El Audi Quattro se convirtió en el primer tracción total de la compañía y esto supuso el comienzo de lo que hoy en día es el sello infalible de la marca: la tecnología quattro.

Desde ese momento -y a través de los últimos cuarenta años- Audi, cuya sede se encuentra en la ciudad alemana de Ingolstadt, ha vendido más de 10,5 millones de vehículos equipados con la tecnología de tracción integral.

Todos los autos de su gama, excepto el Audi A1 Sportback, vienen con esta tecnología, que consta de dos ejes motrices, de serie o de forma opcional, asociadas a ciertas motorizaciones del catálogo.
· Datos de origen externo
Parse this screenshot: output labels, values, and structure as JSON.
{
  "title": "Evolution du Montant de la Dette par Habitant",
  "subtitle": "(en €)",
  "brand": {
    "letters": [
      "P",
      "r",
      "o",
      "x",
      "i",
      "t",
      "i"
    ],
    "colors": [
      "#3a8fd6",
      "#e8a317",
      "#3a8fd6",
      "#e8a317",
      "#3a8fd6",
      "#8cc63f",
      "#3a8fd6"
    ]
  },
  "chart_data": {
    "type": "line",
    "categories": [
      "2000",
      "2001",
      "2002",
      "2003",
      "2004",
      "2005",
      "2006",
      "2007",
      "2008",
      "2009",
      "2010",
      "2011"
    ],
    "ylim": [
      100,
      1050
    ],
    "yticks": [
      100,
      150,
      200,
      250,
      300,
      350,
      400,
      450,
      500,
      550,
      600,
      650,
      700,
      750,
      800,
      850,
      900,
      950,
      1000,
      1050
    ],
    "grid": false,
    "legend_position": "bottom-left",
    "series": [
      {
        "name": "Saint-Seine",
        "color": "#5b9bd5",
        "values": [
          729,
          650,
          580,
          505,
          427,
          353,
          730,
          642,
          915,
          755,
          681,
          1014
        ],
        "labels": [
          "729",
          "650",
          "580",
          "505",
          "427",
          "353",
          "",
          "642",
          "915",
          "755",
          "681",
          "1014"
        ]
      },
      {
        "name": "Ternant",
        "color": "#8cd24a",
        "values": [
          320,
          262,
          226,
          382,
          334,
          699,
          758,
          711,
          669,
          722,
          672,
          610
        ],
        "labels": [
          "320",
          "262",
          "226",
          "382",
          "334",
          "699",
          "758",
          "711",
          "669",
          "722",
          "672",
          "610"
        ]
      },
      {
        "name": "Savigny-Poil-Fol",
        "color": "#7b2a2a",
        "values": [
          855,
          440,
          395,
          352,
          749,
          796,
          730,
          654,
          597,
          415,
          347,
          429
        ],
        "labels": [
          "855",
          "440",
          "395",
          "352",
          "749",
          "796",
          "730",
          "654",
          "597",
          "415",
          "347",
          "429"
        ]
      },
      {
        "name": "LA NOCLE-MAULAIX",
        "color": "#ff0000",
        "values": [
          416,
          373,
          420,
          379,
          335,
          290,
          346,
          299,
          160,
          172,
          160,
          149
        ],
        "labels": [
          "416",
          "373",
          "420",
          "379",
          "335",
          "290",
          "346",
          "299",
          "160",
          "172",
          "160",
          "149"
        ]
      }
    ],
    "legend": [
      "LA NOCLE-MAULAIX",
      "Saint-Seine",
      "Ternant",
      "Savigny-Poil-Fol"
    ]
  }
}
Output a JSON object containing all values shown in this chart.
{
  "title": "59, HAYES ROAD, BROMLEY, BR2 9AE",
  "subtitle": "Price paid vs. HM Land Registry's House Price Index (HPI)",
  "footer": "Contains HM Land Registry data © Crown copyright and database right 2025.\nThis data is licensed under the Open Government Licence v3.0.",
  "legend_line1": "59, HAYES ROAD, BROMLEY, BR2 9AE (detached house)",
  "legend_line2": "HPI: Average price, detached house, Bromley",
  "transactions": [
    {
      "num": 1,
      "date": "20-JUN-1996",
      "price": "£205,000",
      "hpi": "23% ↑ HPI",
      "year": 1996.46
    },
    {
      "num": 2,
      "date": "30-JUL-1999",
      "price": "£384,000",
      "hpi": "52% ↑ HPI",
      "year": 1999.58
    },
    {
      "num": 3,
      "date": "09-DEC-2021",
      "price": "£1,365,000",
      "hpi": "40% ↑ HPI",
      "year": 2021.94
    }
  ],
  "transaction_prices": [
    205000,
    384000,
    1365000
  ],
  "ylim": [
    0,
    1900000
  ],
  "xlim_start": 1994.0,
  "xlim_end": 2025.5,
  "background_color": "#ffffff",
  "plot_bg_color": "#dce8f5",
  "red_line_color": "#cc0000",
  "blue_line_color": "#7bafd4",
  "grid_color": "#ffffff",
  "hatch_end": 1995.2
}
El Audi Quattro original era un coupé de estilo deportivo y que estaba apoyado en un motor turboalimentado de cinco cilindros y 2,2 litros de cubicaje. La potencia que alcazaba era de 200 CV. Lo más curiosos es que hasta ese momento los sistemas de cuatro ruedas motrices eran exclusivo de los vehículos todoterreno y de los camiones.

Los ingenieros de la firma utilizaron, en su primer prototipo, la plataforma de un Audi 80 de producción, el motor pentacilíndrico del Audi 200 y el sistema de tracción del Volkswagen Itis, un vehículo militar todoterreno.

El proyecto -que terminaría en la salida del Audi Quattro- comenzó en la primavera de 1977 y fue denominado con el nombre clave “262”.